The meetings were highlighted by the appearance by Timothy F. Geithner, the United States treasury secretary, whose advice, and warnings, drew a tepid reaction from the euro zone’s finance ministers. And Geithner’s rejection on Friday of a European idea for a global tax on financial transactions prompted a debate about whether Europe should go ahead on its own.
Meanwhile, with an October deadline looming for international lenders to agree to the release of around €8 billion, or $11 billion, of aid to Greece, without which it could default on its debt, George Papandreou, the Greek prime minister, cancelled a trip to the United States."The coming week is particularly critical for the implementation of the July 21 decisions in the euro area and the initiatives which the country must undertake," Papandreou said in a statement on Saturday.
The attendance of an American official at Friday’s meeting was unusual, and Jacek Rostowski, the finance minister of Poland who invited Geithner, said it showed “unity within the transatlantic family.”
That glossed over the grumbling about Geithner’s comments from several European ministers on Friday, including Maria Fekter of Austria, who publicly said she was unimpressed with Geithner’s contribution.
Yet the American plea for urgent decisions to shore up the euro zone was echoed on Saturday by two European ministers whose nations have stayed outside the single currency.
“The euro zone leaders know that time is running out, that they need to deliver a solution to the uncertainty in the markets,” said George Osborne, Britain’s chancellor of the Exchequer, who told the BBC he wanted action over Greece and the “weakness” in Europe’s banking system.
“The problem is that the politicians seem to be behind the curve all the time,” added Anders Borg, Sweden’s finance minister. “We really need to see some more political leadership,” he said, citing a “clear need for bank recapitalisation.”

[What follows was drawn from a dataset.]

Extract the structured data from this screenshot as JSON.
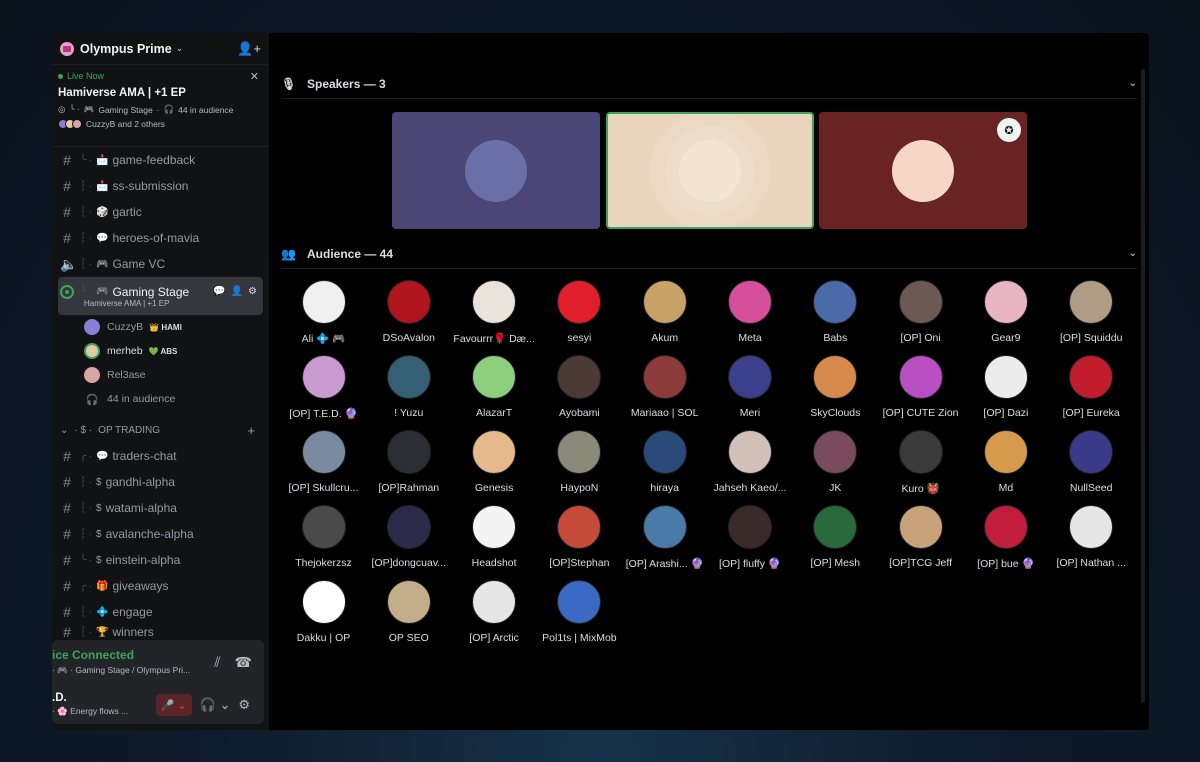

Almost two months after a deal was struck on a second bailout of Greece, Finland is holding up its implementation by requesting collateral for new loans — a demand that has complicated the negotiations.
Meanwhile, the Greek government must still convince international lenders that it has done enough to justify the release of the next round of aid.
One European official, not authorised to speak publicly, said the ministers “seemed to come to no operational decisions at all.” The only positive news was an outline agreement on new laws to tighten the rulebook for the euro — though that was struck in Brussels.